Гедоний. Тем хуже для них! Кто не предпочтет страдать от боли, чем иметь сердце тупое и бесчувственное? Но если кой у кого необузданность страстей, словно некий хмель, либо привычка к порокам, будто какая-то мозоль, отнимают чувствительность ко злу в юные годы, то в старости, когда, помимо бесчисленных неудобств (а их, излишествами минувшей жизни, накоплена целая сокровищница), страшит близкая и для каждого неизбежная смерть, — в старости, повторяю я, совесть мучит тем тяжеле, чем неподвижнее она была в продолжение всей жизни. Старость и вообще-то невесела из-за многих естественных неудобств, которым она подвержена, но насколько несчастнее, насколько позорнее старость, угнетаемая нечистою совестью! Застолья, разгулы, любовные приключения, пляски, песни и прочее, что казалось сладким юноше, старику горько, и нет у этого возраста иной поддержки, кроме памяти о безупречно прожитой жизни и надежды на вечную и лучшую жизнь. Это два посоха, на которые опирается старость. Если же их отнять да еще взгромоздить на спину двойной груз — раздумья о жизни, которая прошла впустую, и отчаяние в будущем блаженстве, скажи на милость, можно ль вообразить себе существо более жалкое и несчастное?
Спудей. Я, во всяком случае, не могу; даже το ίππου γήρας [727]— и то счастливее.
Гедоний. Одним словом, слишком поздно набираются разума фригийцы [728]. И еще верно сказано: «Концом радости бывает печаль» [729]. И еще: «Нет веселья выше радости сердечной» [730]. И еще: «Веселое сердце дарует цветущие годы, а унылый дух сушит кости» [731]. А также: «Все дни бедняка худы» [732], то есть несчастны и жалки, «а у кого сердце покойно, у того всегда пир».
Спудей. Значит, разумны те, кто своевременно копит добро и заранее собирает дорожный припас на старость.
Гедоний. Святое писание не настолько низменно, чтобы мерить человеческое счастье благами судьбы.

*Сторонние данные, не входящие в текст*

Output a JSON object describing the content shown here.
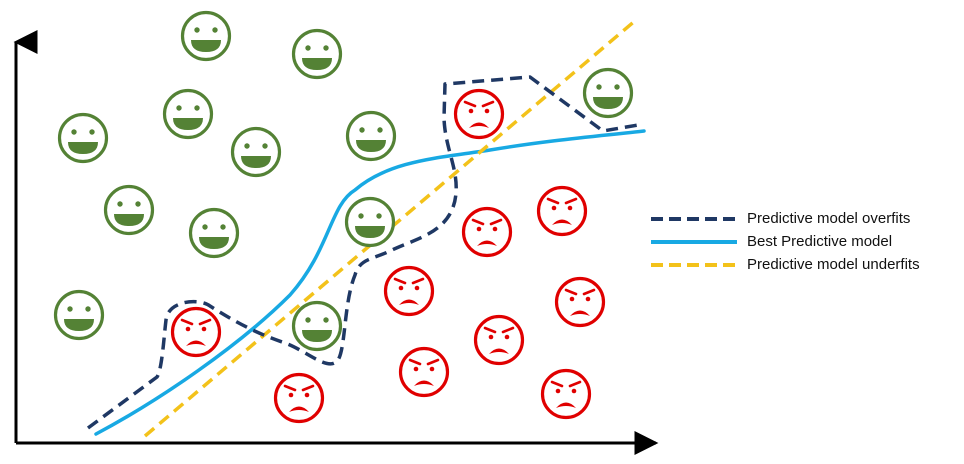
{
  "diagram": {
    "colors": {
      "axis": "#000000",
      "happy": "#548235",
      "sad": "#e00000",
      "overfit": "#1f3864",
      "best": "#18a9e3",
      "underfit": "#f3c21a"
    },
    "icons": {
      "happy": "happy-face-icon",
      "sad": "angry-face-icon"
    },
    "legend": {
      "items": [
        {
          "name": "overfit",
          "label": "Predictive model overfits",
          "style": "dashed",
          "color": "#1f3864"
        },
        {
          "name": "best",
          "label": "Best Predictive model",
          "style": "solid",
          "color": "#18a9e3"
        },
        {
          "name": "underfit",
          "label": "Predictive model underfits",
          "style": "dashed",
          "color": "#f3c21a"
        }
      ]
    }
  }
}
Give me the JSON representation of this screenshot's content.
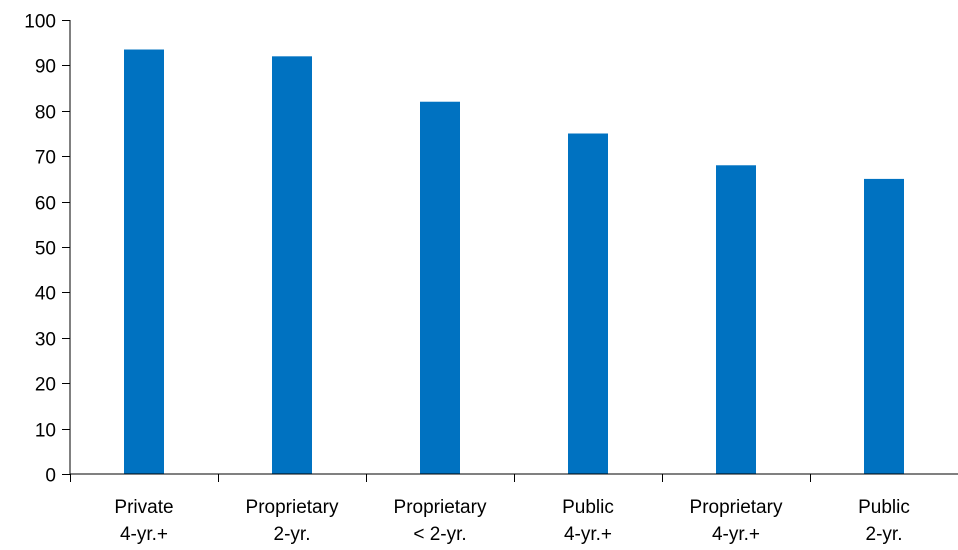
{
  "chart_data": {
    "type": "bar",
    "categories": [
      [
        "Private",
        "4-yr.+"
      ],
      [
        "Proprietary",
        "2-yr."
      ],
      [
        "Proprietary",
        "< 2-yr."
      ],
      [
        "Public",
        "4-yr.+"
      ],
      [
        "Proprietary",
        "4-yr.+"
      ],
      [
        "Public",
        "2-yr."
      ]
    ],
    "values": [
      93.5,
      92,
      82,
      75,
      68,
      65
    ],
    "ylim": [
      0,
      100
    ],
    "yticks": [
      0,
      10,
      20,
      30,
      40,
      50,
      60,
      70,
      80,
      90,
      100
    ],
    "xlabel": "",
    "ylabel": "",
    "grid": false,
    "bar_color": "#0072C1"
  }
}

Лишь тот нищий из нищих, кто не владеет ни крупицею добродетели и, стало быть, должен Орку не только тело, но и душу.
Спудей. Орк взимает долги без пощады.
Гедоний. И тот поистине богат, к кому милостив бог. С таким защитником чего ему бояться? Людей? Но силы всех людей, вместе взятых, против бога — все равно что комар против индийского слона. Смерти? Но для праведных она переход к вечному блаженству. Ада? Но с уверенностью обращается к богу праведник: «Если я пойду и долиною смертной тени, не убоюсь зла, потому что ты со мною» [733]. Бесов ли ему бояться, если в сердце он носит того, перед кем трепещут бесы? Ведь душа праведника — храм божии, как об этом не раз возвещает Писание, поистине αναντίρρητος [734].